From an initial universe of 150 funds, nine received the highest rating, 40 were ‘recommended’ while 101 did not pass Zenith’s ratings criteria.
Funds offered by BT, Concord, Fidelity, Greencape, Perpetual and Zurich joined funds from Ausbil and Perpetual in the ‘highly recommended’ category.
“In all cases the upgraded funds have been rated by Zenith on multiple occasions,” said Zenith’s head of research, Ben Davis.
“As we have become more familiar with these offerings, we have increased our conviction in various aspects of our qualitative assessment. The performance of each strategy has also continued to be strong relative to their peer groups.”
Active managers continued to outperform other managers, Davis said.
“In aggregate, most active managers we have assessed currently have underweights to the financials and materials sectors — the two largest sectors in the Australian market. The relative performance of these sectors will be key in determining whether active managers add value over the short term.”

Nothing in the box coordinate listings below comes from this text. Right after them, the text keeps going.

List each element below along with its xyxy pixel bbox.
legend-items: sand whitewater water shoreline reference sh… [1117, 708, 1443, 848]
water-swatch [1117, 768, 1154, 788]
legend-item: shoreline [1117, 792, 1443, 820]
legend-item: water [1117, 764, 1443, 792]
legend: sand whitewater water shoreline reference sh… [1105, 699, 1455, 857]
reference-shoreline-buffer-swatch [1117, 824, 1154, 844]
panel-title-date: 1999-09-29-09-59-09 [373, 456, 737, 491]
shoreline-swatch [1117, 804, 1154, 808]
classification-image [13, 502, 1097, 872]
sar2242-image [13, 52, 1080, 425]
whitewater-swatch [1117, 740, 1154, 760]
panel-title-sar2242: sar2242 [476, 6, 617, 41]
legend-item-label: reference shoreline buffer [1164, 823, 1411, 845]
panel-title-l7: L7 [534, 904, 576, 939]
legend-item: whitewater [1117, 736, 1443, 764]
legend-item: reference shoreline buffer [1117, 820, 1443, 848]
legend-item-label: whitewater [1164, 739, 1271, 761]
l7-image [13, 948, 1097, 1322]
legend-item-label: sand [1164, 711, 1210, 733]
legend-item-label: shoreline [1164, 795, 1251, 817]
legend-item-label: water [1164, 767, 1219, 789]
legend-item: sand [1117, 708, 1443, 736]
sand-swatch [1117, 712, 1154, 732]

Investment analyst Graeme Miller said Australia had been buoyed by increased linkages with Asia and emerging markets, but cautioned investors to ensure portfolios were adequately diversified.
“Although the idea that higher economic growth equates to higher stock market returns sounds intuitively appealing, in practice this is not always the case,” he said.
“Zenith’s message to investors is that they should be careful combining allocations to Australian equity, emerging market, China-specific, and commodity/resources sector managed funds as these exposures may be highly correlated on the downside if commodity prices were to fall sharply, and therefore may not necessarily provide adequate asset class diversification.”